In our last issue, we reviewed the “Peter Principle” (the situations where competent people are promoted to the point where they are no longer competent) and what individuals can do to avoid falling into the Peter Principle trap. In this issue, we will address what organizations can do to keep from creating the trap. Organizations regularly reward their top technical performers by putting them into leadership roles for which they are not suited or prepared. In making this decision, some organizations take a “sink or swim” approach to finding out if someone will make a good leader; they place high performers in a leadership role, without preparing or supporting them during the transition. Unfortunately, those who “sink” often do a lot of damage to teams, co-workers, and project results as they go down.

Organizations have several options that will help to avoid this trap: (a) they can promote people to leadership for the right reasons (skills, interests, and inherent talents), and (b) they can support the development of those who have been made leaders, both during and after the transition.  Below are several key steps organizations should take to avoid the Peter Principle trap. 

1.         Know what to look for: Many times the attributes that make someone a great technical contributor either don’t help with leadership, or worse, work against him or her as a leader. For instance, a strong competitive drive can get a top sales representative to excel relative to her peers. That same drive, left unchecked, can cause her to either miss coaching opportunities with those who cannot keep up, or frustrate peers whose cooperation she needs to succeed. When identifying high potential candidates for leadership, evaluating them against a model of pre-leader behaviors (e.g., team participation, peer coaching, etc.) can help predict leadership potential.
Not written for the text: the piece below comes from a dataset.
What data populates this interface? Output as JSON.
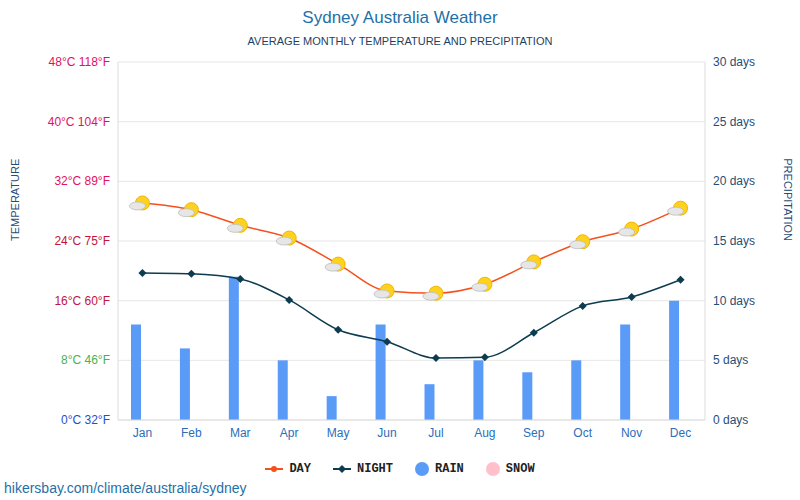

2.         Support new leaders: The late Green Bay Packers coach Vince Lombardi said, “Leaders aren’t born they are made. And they are made just like anything else, through hard work.” Many organizations that follow the sink-or-swim approach to leadership miss opportunities to impart fundamental leadership skills to high potentials to help them develop good habits early and accelerate their strengths.

3.         Coach the veterans: As leaders rise through the ranks, new skills and perspectives are required at each level. Just because someone has been successful at one level for years, don’t assume the same skills will work at the next. The demands of more executive level jobs call for a focus on longer time horizons and more strategic thinking, more delegation, and better coaching. To facilitate their success, ensure senior leaders and executive coaches provide needed support.

4.         Consider technical career paths: The biggest flaw in many corporate career paths is found in the fact that the only way for top performers to advance is through accepting leadership roles. Many of our clients have recognized the pitfalls in this approach and have designed technical career ladders that mirror the leadership ladders in pay and prestige. These technically skilled performers are allowed to progress as internal consultants and teachers without direct reports, satisfying the need for career progress and recognition without turning a good technical performer into a bad leader.